Naval Energies, a subsidiary of the French naval manufacturer Naval Group (former DCNS), inaugurated in mid-June, in Cherbourg, the first French wind turbine manufacturing plant, while the French government did not hide doubts already on the future of technology.

The construction of the plant, which represented an investment of 10 million euros, partly financed by local authorities, started in July 2017. With only two firm orders for tidal turbines (in Japan and Canada), the site of 5.500 m2 was idling with just a handful of employees.

Naval Energies was hoping for bids from the state to increase production and run its production tool. They never arrived.

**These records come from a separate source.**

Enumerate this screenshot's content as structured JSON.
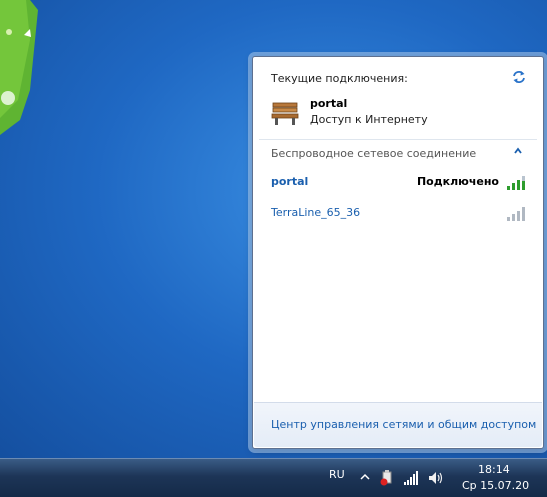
{
  "flyout": {
    "current_title": "Текущие подключения:",
    "connection_name": "portal",
    "connection_status": "Доступ к Интернету",
    "wireless_header": "Беспроводное сетевое соединение",
    "networks": [
      {
        "name": "portal",
        "status": "Подключено",
        "connected": true,
        "signal_bars": 4
      },
      {
        "name": "TerraLine_65_36",
        "status": "",
        "connected": false,
        "signal_bars": 0
      }
    ],
    "footer_link": "Центр управления сетями и общим доступом"
  },
  "taskbar": {
    "language": "RU",
    "time": "18:14",
    "date": "Ср 15.07.20"
  },
  "icons": {
    "refresh": "refresh-icon",
    "connection": "bench-network-icon",
    "collapse": "chevron-up-icon",
    "signal": "wifi-signal-icon",
    "safely_remove": "safely-remove-hardware-icon",
    "network_tray": "network-tray-icon",
    "volume": "speaker-icon"
  },
  "colors": {
    "link": "#1a5fae",
    "desktop": "#1f68c3",
    "taskbar": "#1d3557",
    "signal_active": "#2e9d2e"
  }
}
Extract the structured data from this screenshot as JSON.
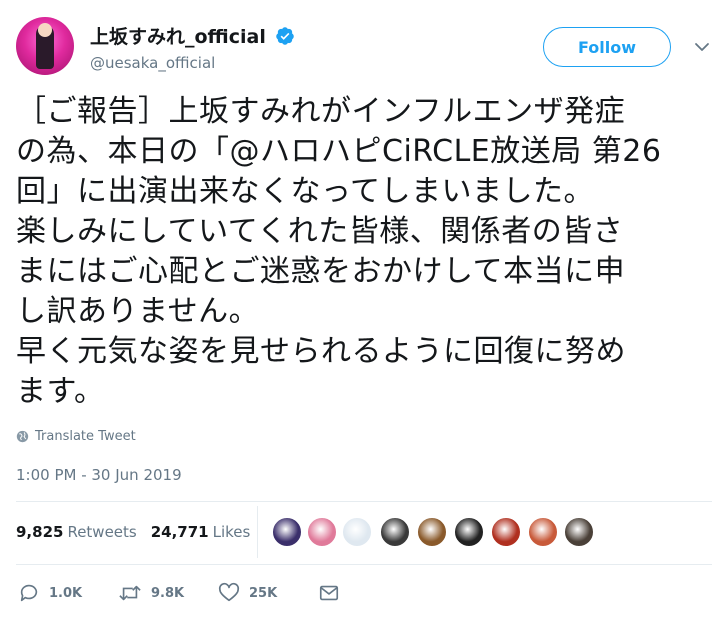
{
  "user": {
    "display_name": "上坂すみれ_official",
    "handle": "@uesaka_official",
    "verified": true,
    "avatar_icon": "profile-avatar"
  },
  "follow_label": "Follow",
  "tweet": {
    "lines": [
      "［ご報告］上坂すみれがインフルエンザ発症",
      "の為、本日の「@ハロハピCiRCLE放送局 第26",
      "回」に出演出来なくなってしまいました。",
      "楽しみにしていてくれた皆様、関係者の皆さ",
      "まにはご心配とご迷惑をおかけして本当に申",
      "し訳ありません。",
      "早く元気な姿を見せられるように回復に努め",
      "ます。"
    ]
  },
  "translate_label": "Translate Tweet",
  "timestamp": "1:00 PM - 30 Jun 2019",
  "stats": {
    "retweets_count": "9,825",
    "retweets_label": "Retweets",
    "likes_count": "24,771",
    "likes_label": "Likes"
  },
  "liker_colors": [
    "#3b2f6b",
    "#e07a9a",
    "#dfe8f0",
    "#3a3a3a",
    "#8a5a2b",
    "#222222",
    "#b03020",
    "#c85a3a",
    "#4a4038"
  ],
  "actions": {
    "reply_count": "1.0K",
    "retweet_count": "9.8K",
    "like_count": "25K"
  },
  "colors": {
    "accent": "#1da1f2",
    "secondary_text": "#657786",
    "divider": "#e6ecf0"
  }
}
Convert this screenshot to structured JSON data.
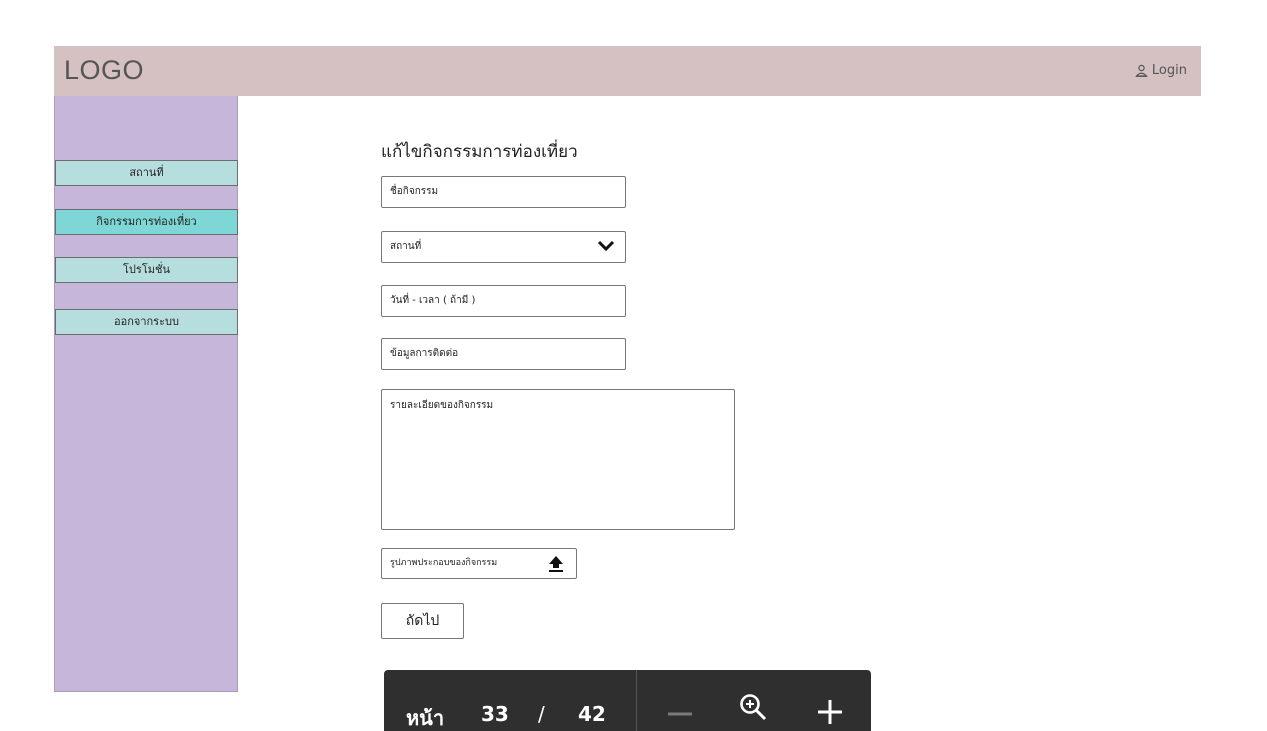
{
  "header": {
    "logo": "LOGO",
    "login_label": "Login"
  },
  "sidebar": {
    "items": [
      {
        "label": "สถานที่",
        "active": false
      },
      {
        "label": "กิจกรรมการท่องเที่ยว",
        "active": true
      },
      {
        "label": "โปรโมชั่น",
        "active": false
      },
      {
        "label": "ออกจากระบบ",
        "active": false
      }
    ]
  },
  "form": {
    "title": "แก้ไขกิจกรรมการท่องเที่ยว",
    "activity_name": "ชื่อกิจกรรม",
    "location_select": "สถานที่",
    "datetime": "วันที่ - เวลา ( ถ้ามี )",
    "contact": "ข้อมูลการติดต่อ",
    "details": "รายละเอียดของกิจกรรม",
    "image_upload": "รูปภาพประกอบของกิจกรรม",
    "next_label": "ถัดไป"
  },
  "pager": {
    "page_label": "หน้า",
    "current_page": "33",
    "separator": "/",
    "total_pages": "42"
  },
  "icons": {
    "user": "user-icon",
    "chevron": "chevron-down-icon",
    "upload": "upload-icon",
    "zoom_out": "minus-icon",
    "zoom": "zoom-in-icon",
    "zoom_in": "plus-icon"
  },
  "colors": {
    "header_bg": "#d5c1c2",
    "sidebar_bg": "#c6b6da",
    "sidebar_button_bg": "#b7dede",
    "sidebar_button_active_bg": "#7fd6d6",
    "pager_bg": "#2f2f2f"
  }
}
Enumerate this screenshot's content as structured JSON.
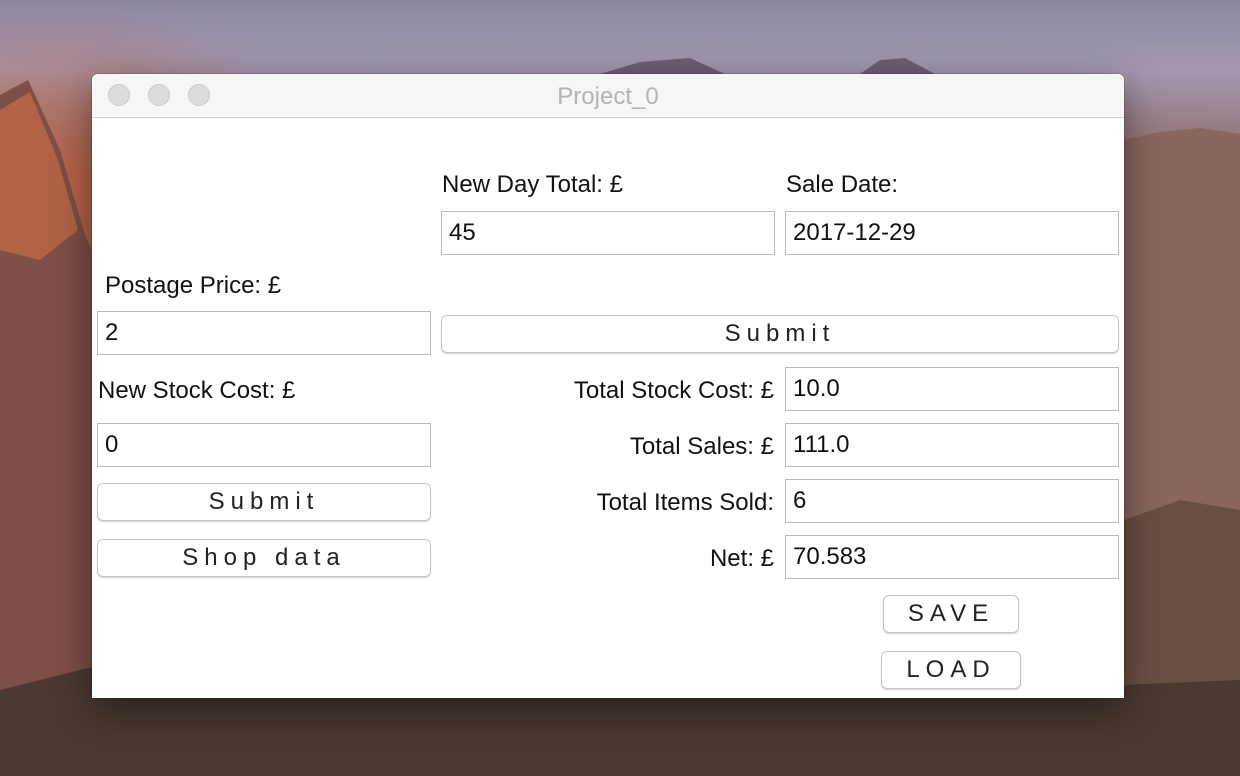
{
  "window": {
    "title": "Project_0"
  },
  "day_section": {
    "day_total_label": "New Day Total: £",
    "day_total_value": "45",
    "sale_date_label": "Sale Date:",
    "sale_date_value": "2017-12-29",
    "submit_label": "Submit"
  },
  "postage": {
    "label": "Postage Price: £",
    "value": "2"
  },
  "stock": {
    "label": "New Stock Cost: £",
    "value": "0",
    "submit_label": "Submit",
    "shop_data_label": "Shop data"
  },
  "totals": {
    "total_stock_cost_label": "Total Stock Cost: £",
    "total_stock_cost_value": "10.0",
    "total_sales_label": "Total Sales: £",
    "total_sales_value": "111.0",
    "total_items_sold_label": "Total Items Sold:",
    "total_items_sold_value": "6",
    "net_label": "Net: £",
    "net_value": "70.583"
  },
  "actions": {
    "save_label": "SAVE",
    "load_label": "LOAD"
  }
}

The company specializing in marine renewable energies, owned 60% by Naval Group and 34% by the SPI fund of the public bank Bpifrance, announced Thursday evening in a statement that it had " decided at its extraordinary board of directors of July 25 to put an end to its investments in the field of tidal turbines ", citing a lack of prospects.

– Anger of the Elected –

Naval Energies evokes a " gap between the technological offer and the demand of the market " and denounces " the subsidy system which does not bring direct aid to builders ", not allowing the industry to" finance alone "the development of this sector.

" The French Agency for the Environment and Energy Management (ADEME) (…) has planned only 100 to 150 MW installed by 2028, ie 50 turbines of 2 MW in ten years "said the group.

This announcement has angered the elected Norman.

The Minister of the Environment " Nicolas Hulot has killed a sector of the future for marine renewable energies.This is still a shame for a minister who wants ecologist ", accused Benoît Arrivé, Mayor of Cherbourg-en-Cotentin, in an interview with La Manche Libre, denouncing " a financial and non-industrial choice ".

" The production costs of tidal turbines (…) appear very high, even in the long term and even compared to offshore wind ", said yesterday the Minister Nicolas Hulot, all by requesting additional studies from ADEME.

The senator LR of La Manche, Philippe Bas, criticized " the repeated delays, for several years and in spite of our regular raises, in the pbadage to the commercial phase of the calls for projects, essential to comfort the "business plan" of the factory and allow him to win the international markets that are multiplying ". He called the government " to the necessary start ".

Other manufacturers are present on this sector, including the British company Atlantis, world number one.

" If the State does not launch in a short time of commercial bidding, the whole (French) industry will stop ", warned during the inauguration of the Cherbourg plant, on June 14, the president of Naval Energies, Laurent Schneider-Maunoury.